Raiffeisen-Studie – In den Städten kommt ein Umzug teuer zu stehen – Ratgeber Hypotheken

Wer in Zürich, Basel oder Hauptstadt der Schweiz eine günstige Wohnung gefunden hat, welcher zieht meist ungern aus. Denn homolog preiswerte, vergleichbare Bleiben sind in den Schweizer Zentren kaum verfügbar: Die freien Wohnungen sind merklich teurer denn jene, die schon belegt sind. Im Schnittwunde zahlen Städter z. Hd. ein neues Apartement reichlich ein Drittel mehr (z. Hd. eine 4-Zimmerwohnung mit 100 Quadratmetern). Je länger man in welcher Wohnung gelebt hat, umso teurer wird welcher Umzug. Dies geht aus einem neuen Bericht der Bank Raiffeisen hervor.

Dies ist nicht nur ein städtisches Phänomen: Ebenfalls gen dem Staat oder in welcher Agglomeration sind die sogenannten Bestandesmieten tiefer denn die Angebotsmieten. Dort ist die Differenz zwar viel weniger extrem, und sie ist in den letzten Jahren geschrumpft. Ausserhalb welcher Städte werden so viele Mehrfamilienhäuser gebaut, dass die Mieten z. Hd. freie Wohnungen gesunken sind.

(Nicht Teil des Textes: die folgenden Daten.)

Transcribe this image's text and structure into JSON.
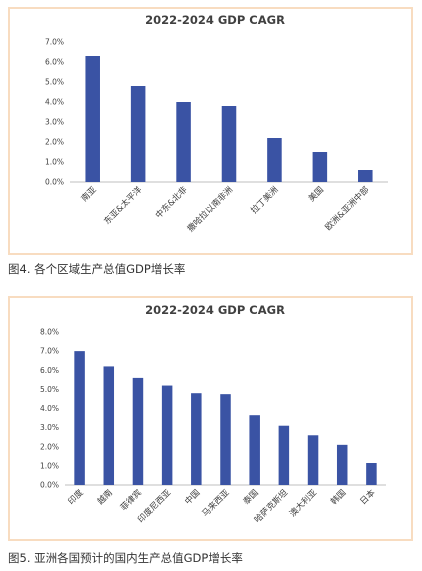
{
  "chart_data": [
    {
      "type": "bar",
      "title": "2022-2024 GDP CAGR",
      "categories": [
        "南亚",
        "东亚&太平洋",
        "中东&北非",
        "撒哈拉以南非洲",
        "拉丁美洲",
        "美国",
        "欧洲&亚洲中部"
      ],
      "values": [
        6.3,
        4.8,
        4.0,
        3.8,
        2.2,
        1.5,
        0.6
      ],
      "y_ticks": [
        "0.0%",
        "1.0%",
        "2.0%",
        "3.0%",
        "4.0%",
        "5.0%",
        "6.0%",
        "7.0%"
      ],
      "ylim": [
        0,
        7
      ],
      "xlabel": "",
      "ylabel": "",
      "grid": false,
      "bar_color": "#3a53a4"
    },
    {
      "type": "bar",
      "title": "2022-2024 GDP CAGR",
      "categories": [
        "印度",
        "越南",
        "菲律宾",
        "印度尼西亚",
        "中国",
        "马来西亚",
        "泰国",
        "哈萨克斯坦",
        "澳大利亚",
        "韩国",
        "日本"
      ],
      "values": [
        7.0,
        6.2,
        5.6,
        5.2,
        4.8,
        4.75,
        3.65,
        3.1,
        2.6,
        2.1,
        1.15
      ],
      "y_ticks": [
        "0.0%",
        "1.0%",
        "2.0%",
        "3.0%",
        "4.0%",
        "5.0%",
        "6.0%",
        "7.0%",
        "8.0%"
      ],
      "ylim": [
        0,
        8
      ],
      "xlabel": "",
      "ylabel": "",
      "grid": false,
      "bar_color": "#3a53a4"
    }
  ],
  "captions": {
    "figure4": "图4. 各个区域生产总值GDP增长率",
    "figure5": "图5. 亚洲各国预计的国内生产总值GDP增长率"
  },
  "colors": {
    "border": "#f8dcc0",
    "bar": "#3a53a4",
    "axis": "#bfbfbf",
    "text": "#404040"
  }
}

In den Zentren ist dasjenige Preisgefälle gerade steil: Differenz zwischen geschätzter Angebots-und Bestandesmiete in % (4-Zimmerwohnung mit 100m², Herstellungsjahr 1999).  
Quelle: Raiffeisen

Viele Städter sind Langzeitmieter

Die Folge dieser Schnuck in den Städten: Welcher Verhältnis welcher Langzeitmieter ist merklich höher. In den grösseren Zentren wird sozusagen ein Fünftel aller Wohnungen seitdem mehr denn 20 Jahren von den gleichen Mietern bewohnt. In ländlichen oder touristischen Gebieten sind es nur halb so viele.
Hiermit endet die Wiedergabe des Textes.